Il est 12h30 et un homme somnole au bord de la rivière, sous un toit de chaume qui lui procure de l'ombre. Un garçon d'un peu plus d'un an court pieds nus, vêtu d'un t-shirt déchiré, deux tailles trop grand. « La nuit, si vous venez ici, il y a plus de gens qui dorment dehors. Ils boivent pour se protéger du froid », explique Wanjiru.
Mais loin de baisser les bras, les habitants de Mathare sont descendus dans la rue pour revendiquer un droit fondamental : l’accès à un logement décent. Ces mobilisations, commencées à Mathare, ont donné lieu à des manifestations nationales en mars dernier, comme la campagne « Occupy Parliament », menée par des personnes encore plus âgées réclamant des solutions urgentes en matière de logement. Trois mois plus tard, ce mouvement allait devenir l’un des moteurs des manifestations contre la réforme fiscale de 2024. Ainsi, Mwangi et Wanjiru s’accordent à dire que la rivière qui traverse Mathare a été le point de départ des manifestations.
« Les prémices de ce qui s'est passé ensuite ont été semées ici », déclare Mwangi avec une certaine fierté. « À Mathare, nous nous organisons depuis des années pour reconquérir notre pouvoir de citoyens, mais de ce fait, c'est aussi un lieu fortement attaqué par l'État », poursuit le militant, né dans ce bidonville et ayant documenté des cas d'exécutions extrajudiciaires, « 803 au total entre 2015 et 2018 seulement ». Un autre parallèle, ajoute Mwangi, concerne les arrestations de jeunes qui ont lieu dans le pays depuis mi-2024.

« Je ne pense pas qu'augmenter les impôts résoudra les problèmes de Mathare, car si nous payions des impôts et avions accès aux soins de santé ou à un logement décent, personne ne se plaindrait », ajoute-t-il. « Notre problème, c'est que nous sommes trop imposés et que nous avons à peine les moyens de nous nourrir. »

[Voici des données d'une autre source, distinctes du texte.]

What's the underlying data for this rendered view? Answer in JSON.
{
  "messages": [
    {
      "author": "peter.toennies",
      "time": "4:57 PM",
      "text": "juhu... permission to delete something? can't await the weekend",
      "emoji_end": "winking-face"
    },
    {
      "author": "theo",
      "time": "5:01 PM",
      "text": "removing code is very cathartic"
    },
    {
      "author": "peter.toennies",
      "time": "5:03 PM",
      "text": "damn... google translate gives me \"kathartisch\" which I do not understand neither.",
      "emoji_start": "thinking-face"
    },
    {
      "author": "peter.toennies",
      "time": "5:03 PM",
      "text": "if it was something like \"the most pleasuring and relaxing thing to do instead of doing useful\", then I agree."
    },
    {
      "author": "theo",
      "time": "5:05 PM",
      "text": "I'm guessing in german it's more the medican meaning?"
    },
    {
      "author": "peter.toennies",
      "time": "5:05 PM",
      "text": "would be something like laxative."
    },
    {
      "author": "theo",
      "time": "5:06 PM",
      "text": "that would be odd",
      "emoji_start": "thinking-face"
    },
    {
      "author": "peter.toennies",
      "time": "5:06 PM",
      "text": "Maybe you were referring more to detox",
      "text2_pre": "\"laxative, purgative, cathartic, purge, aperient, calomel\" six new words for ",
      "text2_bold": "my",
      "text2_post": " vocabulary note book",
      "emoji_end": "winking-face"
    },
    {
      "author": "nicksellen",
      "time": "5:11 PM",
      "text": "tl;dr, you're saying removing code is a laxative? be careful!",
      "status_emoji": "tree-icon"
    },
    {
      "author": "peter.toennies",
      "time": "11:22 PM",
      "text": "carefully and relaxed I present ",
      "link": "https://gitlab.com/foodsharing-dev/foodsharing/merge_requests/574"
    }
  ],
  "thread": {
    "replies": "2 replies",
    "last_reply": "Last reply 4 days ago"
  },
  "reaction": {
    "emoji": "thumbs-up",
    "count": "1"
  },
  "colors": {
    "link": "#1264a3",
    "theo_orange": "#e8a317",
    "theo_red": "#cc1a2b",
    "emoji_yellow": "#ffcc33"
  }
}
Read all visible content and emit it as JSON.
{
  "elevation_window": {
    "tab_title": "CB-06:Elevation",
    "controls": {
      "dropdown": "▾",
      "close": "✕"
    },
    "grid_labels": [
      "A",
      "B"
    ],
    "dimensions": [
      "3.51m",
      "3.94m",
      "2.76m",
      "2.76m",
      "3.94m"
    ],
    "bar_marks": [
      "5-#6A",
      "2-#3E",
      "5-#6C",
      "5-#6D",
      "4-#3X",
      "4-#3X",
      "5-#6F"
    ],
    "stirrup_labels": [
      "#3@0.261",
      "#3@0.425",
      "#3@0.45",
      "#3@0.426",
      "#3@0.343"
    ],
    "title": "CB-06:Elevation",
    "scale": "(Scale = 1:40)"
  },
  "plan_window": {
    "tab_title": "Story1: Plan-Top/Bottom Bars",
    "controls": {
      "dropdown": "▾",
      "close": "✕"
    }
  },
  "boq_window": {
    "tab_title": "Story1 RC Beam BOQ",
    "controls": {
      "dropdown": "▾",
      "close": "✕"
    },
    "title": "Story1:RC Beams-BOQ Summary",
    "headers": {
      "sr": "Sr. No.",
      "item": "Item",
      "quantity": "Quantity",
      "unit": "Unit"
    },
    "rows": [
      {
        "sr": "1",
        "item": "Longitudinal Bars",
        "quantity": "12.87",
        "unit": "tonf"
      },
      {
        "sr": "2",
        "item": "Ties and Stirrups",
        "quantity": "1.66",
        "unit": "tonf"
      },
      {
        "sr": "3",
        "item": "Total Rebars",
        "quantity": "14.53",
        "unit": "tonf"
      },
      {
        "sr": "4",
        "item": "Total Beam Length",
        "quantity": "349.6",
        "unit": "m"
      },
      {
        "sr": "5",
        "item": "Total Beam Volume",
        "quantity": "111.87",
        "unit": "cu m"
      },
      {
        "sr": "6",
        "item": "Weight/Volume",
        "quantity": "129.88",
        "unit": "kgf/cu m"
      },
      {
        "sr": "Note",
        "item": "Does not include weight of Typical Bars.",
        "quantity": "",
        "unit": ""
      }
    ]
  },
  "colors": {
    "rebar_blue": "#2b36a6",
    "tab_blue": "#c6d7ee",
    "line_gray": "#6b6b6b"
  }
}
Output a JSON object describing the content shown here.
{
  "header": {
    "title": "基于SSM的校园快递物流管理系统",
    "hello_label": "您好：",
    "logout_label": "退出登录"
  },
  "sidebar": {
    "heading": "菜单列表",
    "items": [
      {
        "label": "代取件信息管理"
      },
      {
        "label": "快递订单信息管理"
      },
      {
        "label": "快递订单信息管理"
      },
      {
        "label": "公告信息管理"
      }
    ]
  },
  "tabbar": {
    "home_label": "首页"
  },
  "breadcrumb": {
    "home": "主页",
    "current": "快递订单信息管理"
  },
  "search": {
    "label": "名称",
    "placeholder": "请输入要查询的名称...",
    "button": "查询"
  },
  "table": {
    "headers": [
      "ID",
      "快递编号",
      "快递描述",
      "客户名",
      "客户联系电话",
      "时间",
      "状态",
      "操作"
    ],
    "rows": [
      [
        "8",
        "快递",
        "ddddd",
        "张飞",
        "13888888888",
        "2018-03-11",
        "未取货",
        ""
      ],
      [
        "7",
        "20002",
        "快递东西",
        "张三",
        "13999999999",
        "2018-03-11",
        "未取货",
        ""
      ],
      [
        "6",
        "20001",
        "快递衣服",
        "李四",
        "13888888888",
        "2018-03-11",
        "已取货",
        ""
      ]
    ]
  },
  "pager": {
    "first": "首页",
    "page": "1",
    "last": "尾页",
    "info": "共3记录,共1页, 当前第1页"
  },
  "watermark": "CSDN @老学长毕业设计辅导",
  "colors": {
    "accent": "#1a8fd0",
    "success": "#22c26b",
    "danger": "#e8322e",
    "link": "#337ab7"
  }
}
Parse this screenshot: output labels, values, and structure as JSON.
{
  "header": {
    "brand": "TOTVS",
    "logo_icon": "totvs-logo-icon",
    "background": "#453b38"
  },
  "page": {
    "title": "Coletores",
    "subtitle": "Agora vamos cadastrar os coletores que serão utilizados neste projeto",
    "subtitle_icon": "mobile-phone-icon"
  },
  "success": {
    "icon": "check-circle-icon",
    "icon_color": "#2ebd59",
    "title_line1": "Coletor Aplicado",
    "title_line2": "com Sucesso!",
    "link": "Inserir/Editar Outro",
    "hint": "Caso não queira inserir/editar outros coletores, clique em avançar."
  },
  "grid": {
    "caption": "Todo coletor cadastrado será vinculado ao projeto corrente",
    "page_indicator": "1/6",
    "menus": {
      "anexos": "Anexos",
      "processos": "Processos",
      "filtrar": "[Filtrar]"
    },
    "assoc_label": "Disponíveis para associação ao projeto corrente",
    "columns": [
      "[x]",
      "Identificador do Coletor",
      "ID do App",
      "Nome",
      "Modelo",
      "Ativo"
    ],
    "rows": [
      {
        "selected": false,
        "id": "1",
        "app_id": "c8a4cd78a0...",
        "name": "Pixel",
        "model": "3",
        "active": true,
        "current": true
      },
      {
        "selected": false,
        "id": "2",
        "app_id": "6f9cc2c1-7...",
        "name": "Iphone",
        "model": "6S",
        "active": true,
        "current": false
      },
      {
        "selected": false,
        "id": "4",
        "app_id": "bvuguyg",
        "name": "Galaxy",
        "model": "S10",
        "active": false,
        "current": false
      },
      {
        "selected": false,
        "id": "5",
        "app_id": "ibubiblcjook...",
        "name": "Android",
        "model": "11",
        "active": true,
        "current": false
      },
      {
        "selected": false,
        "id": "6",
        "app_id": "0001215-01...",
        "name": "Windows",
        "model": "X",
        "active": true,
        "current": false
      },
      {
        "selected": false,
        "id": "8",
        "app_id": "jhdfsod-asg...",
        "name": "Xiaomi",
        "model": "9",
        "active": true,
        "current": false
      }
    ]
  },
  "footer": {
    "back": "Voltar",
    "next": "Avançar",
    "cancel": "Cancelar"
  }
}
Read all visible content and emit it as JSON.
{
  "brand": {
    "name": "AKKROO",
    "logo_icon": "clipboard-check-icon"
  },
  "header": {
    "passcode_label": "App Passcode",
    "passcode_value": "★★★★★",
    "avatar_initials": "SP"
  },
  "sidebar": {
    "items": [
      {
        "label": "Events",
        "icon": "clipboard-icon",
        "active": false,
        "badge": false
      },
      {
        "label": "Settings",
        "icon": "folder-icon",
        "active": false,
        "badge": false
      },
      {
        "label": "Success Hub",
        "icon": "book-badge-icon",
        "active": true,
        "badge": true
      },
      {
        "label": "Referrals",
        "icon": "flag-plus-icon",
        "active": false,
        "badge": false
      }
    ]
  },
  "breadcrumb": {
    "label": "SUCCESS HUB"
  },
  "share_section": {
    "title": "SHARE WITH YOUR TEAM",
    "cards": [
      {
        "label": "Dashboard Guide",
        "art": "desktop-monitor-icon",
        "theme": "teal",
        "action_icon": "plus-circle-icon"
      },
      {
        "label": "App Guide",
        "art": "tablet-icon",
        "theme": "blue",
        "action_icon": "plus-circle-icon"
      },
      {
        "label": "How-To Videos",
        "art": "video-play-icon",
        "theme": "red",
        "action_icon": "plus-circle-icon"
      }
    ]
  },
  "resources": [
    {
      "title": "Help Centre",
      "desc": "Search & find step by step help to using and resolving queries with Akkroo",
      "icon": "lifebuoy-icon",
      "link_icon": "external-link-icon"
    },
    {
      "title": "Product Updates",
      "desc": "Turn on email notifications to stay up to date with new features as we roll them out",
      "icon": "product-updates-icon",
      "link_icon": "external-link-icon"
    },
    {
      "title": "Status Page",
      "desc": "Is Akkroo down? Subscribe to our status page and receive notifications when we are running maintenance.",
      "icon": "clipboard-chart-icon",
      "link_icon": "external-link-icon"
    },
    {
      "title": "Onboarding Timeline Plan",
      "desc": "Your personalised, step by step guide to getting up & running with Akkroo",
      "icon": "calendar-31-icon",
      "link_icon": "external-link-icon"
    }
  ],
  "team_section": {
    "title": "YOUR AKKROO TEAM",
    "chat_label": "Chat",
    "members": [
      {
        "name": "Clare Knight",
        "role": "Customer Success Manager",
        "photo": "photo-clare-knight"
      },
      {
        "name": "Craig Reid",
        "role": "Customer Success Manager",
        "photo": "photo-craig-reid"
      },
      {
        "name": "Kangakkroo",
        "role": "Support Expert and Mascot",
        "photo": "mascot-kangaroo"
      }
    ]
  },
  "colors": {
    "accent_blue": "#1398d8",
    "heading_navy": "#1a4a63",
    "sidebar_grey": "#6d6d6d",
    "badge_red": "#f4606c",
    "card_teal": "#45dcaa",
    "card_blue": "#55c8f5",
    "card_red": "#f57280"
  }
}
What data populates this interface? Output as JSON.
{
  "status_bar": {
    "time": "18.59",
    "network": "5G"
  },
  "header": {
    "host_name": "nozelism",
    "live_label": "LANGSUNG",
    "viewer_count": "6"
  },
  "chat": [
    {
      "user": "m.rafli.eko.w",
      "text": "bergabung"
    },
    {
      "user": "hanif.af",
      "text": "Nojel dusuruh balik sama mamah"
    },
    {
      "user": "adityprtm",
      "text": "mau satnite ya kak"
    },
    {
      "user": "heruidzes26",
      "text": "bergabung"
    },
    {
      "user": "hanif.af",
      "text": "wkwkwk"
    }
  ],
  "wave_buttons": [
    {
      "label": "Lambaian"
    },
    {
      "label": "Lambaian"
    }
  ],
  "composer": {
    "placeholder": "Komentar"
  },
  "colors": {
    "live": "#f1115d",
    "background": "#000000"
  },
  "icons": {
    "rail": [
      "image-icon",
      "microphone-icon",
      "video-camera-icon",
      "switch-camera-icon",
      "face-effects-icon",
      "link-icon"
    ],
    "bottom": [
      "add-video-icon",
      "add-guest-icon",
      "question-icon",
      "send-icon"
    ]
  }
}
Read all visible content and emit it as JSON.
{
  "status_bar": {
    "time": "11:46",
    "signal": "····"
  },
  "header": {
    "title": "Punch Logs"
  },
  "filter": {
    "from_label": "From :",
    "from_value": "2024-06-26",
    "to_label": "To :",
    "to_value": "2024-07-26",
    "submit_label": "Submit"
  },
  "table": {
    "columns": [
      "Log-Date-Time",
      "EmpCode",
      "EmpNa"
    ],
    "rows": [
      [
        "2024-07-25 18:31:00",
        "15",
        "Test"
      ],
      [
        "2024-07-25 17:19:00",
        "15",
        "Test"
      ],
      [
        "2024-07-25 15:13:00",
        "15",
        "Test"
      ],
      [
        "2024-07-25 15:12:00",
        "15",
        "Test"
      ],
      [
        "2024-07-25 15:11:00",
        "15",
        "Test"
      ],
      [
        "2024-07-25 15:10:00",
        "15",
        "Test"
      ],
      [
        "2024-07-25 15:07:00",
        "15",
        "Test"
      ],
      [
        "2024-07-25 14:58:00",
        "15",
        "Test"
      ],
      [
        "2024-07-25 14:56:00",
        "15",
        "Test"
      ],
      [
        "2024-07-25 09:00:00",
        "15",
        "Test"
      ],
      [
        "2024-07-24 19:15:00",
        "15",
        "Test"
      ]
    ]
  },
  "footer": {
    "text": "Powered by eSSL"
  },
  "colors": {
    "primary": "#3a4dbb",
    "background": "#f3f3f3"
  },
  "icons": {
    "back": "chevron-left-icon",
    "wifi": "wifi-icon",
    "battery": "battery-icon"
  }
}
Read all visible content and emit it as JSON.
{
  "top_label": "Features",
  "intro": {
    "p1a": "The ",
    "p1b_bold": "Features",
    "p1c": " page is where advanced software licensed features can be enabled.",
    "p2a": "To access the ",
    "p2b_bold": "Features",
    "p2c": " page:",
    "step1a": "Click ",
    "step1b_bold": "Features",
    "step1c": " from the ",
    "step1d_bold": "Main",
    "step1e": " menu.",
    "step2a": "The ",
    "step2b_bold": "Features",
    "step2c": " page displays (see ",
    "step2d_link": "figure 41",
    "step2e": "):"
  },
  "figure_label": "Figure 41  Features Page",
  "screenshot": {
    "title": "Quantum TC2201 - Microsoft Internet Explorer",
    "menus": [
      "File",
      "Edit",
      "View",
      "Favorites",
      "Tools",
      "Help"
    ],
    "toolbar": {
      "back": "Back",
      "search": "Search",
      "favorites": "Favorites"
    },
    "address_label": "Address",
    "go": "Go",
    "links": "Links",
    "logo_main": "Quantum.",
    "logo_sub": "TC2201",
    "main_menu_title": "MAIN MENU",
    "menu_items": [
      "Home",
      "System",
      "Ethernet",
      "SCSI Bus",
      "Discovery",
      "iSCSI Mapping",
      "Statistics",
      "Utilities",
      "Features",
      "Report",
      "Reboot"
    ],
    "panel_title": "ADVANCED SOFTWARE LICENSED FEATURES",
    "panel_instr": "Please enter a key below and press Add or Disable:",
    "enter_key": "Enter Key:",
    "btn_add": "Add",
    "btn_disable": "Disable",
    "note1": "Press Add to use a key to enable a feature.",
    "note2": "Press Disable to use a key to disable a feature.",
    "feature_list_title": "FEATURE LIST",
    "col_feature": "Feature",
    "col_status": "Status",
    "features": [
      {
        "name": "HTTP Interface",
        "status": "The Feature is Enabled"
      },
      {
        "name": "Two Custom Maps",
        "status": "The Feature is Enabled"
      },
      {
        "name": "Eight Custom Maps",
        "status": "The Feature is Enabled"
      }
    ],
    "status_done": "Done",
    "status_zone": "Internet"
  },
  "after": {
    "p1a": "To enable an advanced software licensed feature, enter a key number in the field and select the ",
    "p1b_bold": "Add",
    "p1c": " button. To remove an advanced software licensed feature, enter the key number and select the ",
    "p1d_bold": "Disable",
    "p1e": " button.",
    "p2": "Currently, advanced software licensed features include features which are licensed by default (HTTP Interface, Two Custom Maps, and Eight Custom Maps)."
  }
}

Dans le centre-ville de Nairobi, les manifestants continuent de scander le nom d'Albert Omondi Ojwang et de brandir des banderoles à son effigie plusieurs jours après sa mort. La police riposte cette fois par des gaz lacrymogènes et quelques arrestations. Mais ni Omondo Okoth, ni Djae Oruni, ni Brayan Mathenge, ni Njeri Mwangi, ni Tiffany Wanjiru n'ont peur. Le véritable avenir, disent-ils, « est entre les mains des citoyens ».